There's a popular series of credit card commercials featuring actors like Samuel L. Jackson and Jennifer Garner where the catchline is, "So what's in your wallet?" While a credit card may be the obvious answer, there are several things that both financial and security experts agree you should never keep in your wallet. Consider a survey where 62% of participants admitted to either losing their wallets through theft or misadventure, with a third of participants experiencing loss both ways at some point in their lives. If you've suffered through either predicament, you understand the damage this can do to your finances and even more so, your time. Almost half of people (45%) who lose their wallets will have to spend a whole day trying to cancel financial cards and replace other important identification like social security or driver's licenses.

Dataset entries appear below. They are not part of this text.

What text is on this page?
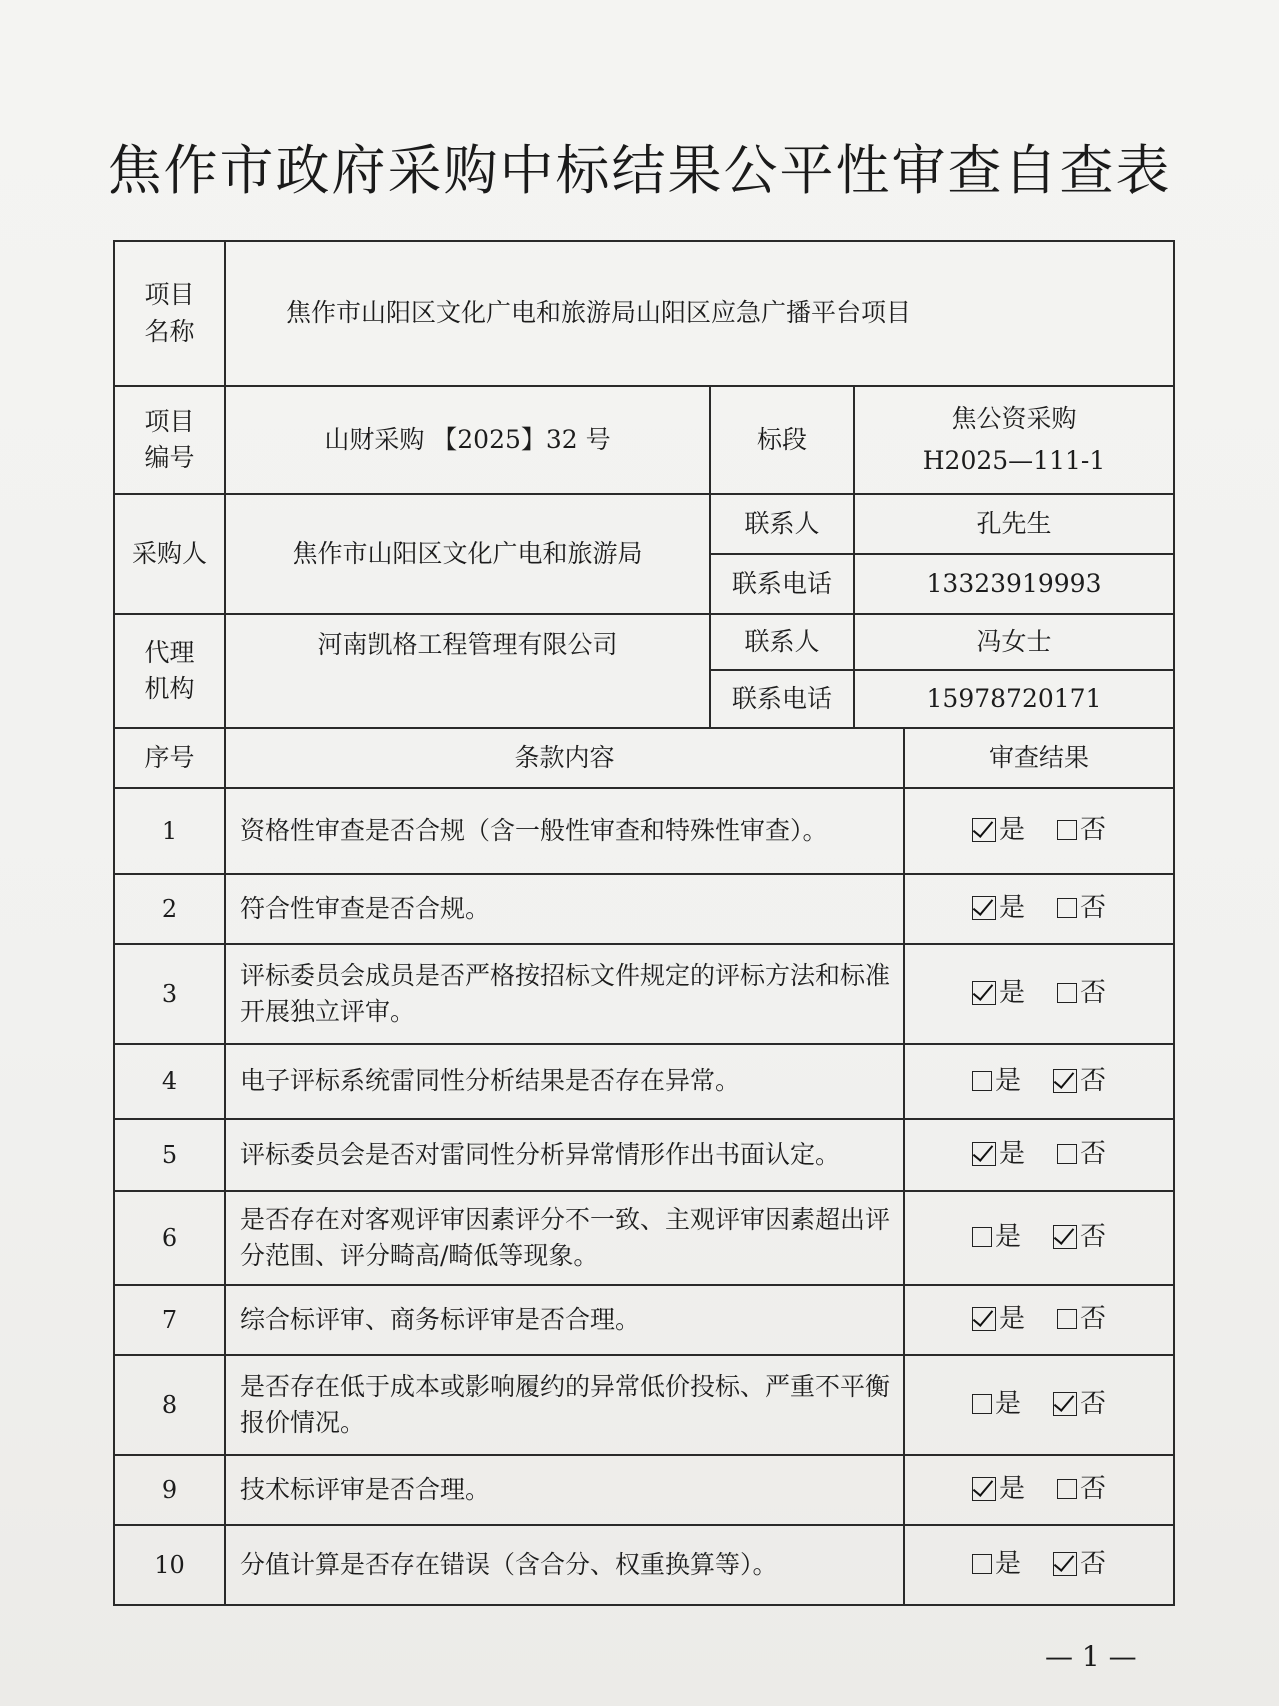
焦作市政府采购中标结果公平性审查自查表
项目名称	焦作市山阳区文化广电和旅游局山阳区应急广播平台项目			

项目编号	山财采购 【2025】32 号	标段	焦公资采购
H2025—111-1	

采购人	焦作市山阳区文化广电和旅游局	联系人	孔先生	
		联系电话	13323919993	

代理机构	河南凯格工程管理有限公司	联系人	冯女士	
		联系电话	15978720171	
序号	条款内容			审查结果
1	资格性审查是否合规（含一般性审查和特殊性审查）。			是 否
2	符合性审查是否合规。			是 否
3	评标委员会成员是否严格按招标文件规定的评标方法和标准开展独立评审。			是 否
4	电子评标系统雷同性分析结果是否存在异常。			是 否
5	评标委员会是否对雷同性分析异常情形作出书面认定。			是 否
6	是否存在对客观评审因素评分不一致、主观评审因素超出评分范围、评分畸高/畸低等现象。			是 否
7	综合标评审、商务标评审是否合理。			是 否
8	是否存在低于成本或影响履约的异常低价投标、严重不平衡报价情况。			是 否
9	技术标评审是否合理。			是 否
10	分值计算是否存在错误（含合分、权重换算等）。			是 否
— 1 —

Your wallet is one of the top six items you'll lose according to another survey that people will lose, on average, two and a half days per year searching for these things — an estimated $2.7 billion expense in time and money to replace nationally. By taking to heart some of our suggestions in the list below, you should be able to avoid most of these unnecessary, and avoidable, time and money-draining situations.


Most of us grew up remembering our parents' or grandparents' wallets overflowing with paper, with as many receipts for purchases in their folds as money. Here's why you shouldn't do that. The Federal Trade Commission (FTC) has rules in place for merchants who issue electronic receipts through the Fair and Accurate Credit Transactions Act (FACTA). According to the FTC, where electronically printed credit and debit card receipts are concerned, merchants should reveal less than six digits of your card number on the receipt, with no expiry date included to protect consumers from fraud. However, even though the merchant is obligated by law to do all in their power to keep your personal information safe, the act doesn't cover transaction records kept at the time of purchase, nor does it include handwritten or imprinted receipts.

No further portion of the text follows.